Weight vs volume on food

Written by  on June 19, 2012

So the Wall Street Journal published an article a while back about the push to have the measurement units on nutrition facts labels changed from grams to teaspoons.
Setting aside the fact I’m pro metric system, this has a lot of fundamental problems.
First of all, people claim that naturally in America, nobody weighs their ingredients so nobody can relate weight of sugar in grams to teaspoons. Okay, so I guess that is somewhat understandable. I don’t believe that many people actually do weigh their ingredients. I occasionally do, as well as some bakers I know but that’s about it.
The majority of this article focuses on people not knowing how to measure in grams and that being the primary cause of it. Honestly, that seems like a load of crap. It does not take much to learn a different measurement at all, however nobody really reads the nutrition facts labels anyways.

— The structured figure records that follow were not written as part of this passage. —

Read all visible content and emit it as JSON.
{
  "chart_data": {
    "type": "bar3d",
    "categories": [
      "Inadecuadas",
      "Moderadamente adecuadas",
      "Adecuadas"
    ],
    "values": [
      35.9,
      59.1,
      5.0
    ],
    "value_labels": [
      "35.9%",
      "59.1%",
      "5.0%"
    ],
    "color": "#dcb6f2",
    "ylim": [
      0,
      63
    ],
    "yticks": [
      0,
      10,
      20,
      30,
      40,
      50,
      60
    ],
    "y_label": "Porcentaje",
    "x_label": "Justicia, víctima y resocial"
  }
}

Here is an argument against changing the labels….
Masses of sugar
Anyone back from school knows the rules of density. Different sugars have different densities. A 5 minute search online reveals a few things. 100g of High Fructose Corn Syrup, a common sweetener used in pop and other sugary drinks, has a volume of 78ml (roughly 5.25 tbsp). Now, compare that to 100g of powdered sugar, the kind you find in the grocery store. 100g of powdered sugar is about 190ml in volume (roughly 12.8 tbsp). Now, the companies that use natural sweeteners are going to get massively shafted, while the ones who used extremely processed sugar get the appearance of containing less sugar.

Now assume that the majority of customers are stupid. The average customer is going to look at these labels and say “Gee, this 2-litere bottle of pop has 20tbsp of sugar, where as this natural sweetened bottle of cola has 30tbsp of sugar. I’ll go for the one with 20tbsp with sugar.” 

Now, both bottles of pop actually contained 240 grams of sugar each, one had high fructose corn syrup as a sweetener, and the other used cane sugar as a sweetener. The mass of sugar I used is just a shot in the dark though, as I don’t have any pop in my apartment to actually look at the nutrition facts, but you get the picture there.

Simply stating:

Switching the nutrition facts label from mass to volume is a very bad idea, and the only people who will get screwed of course is the customers.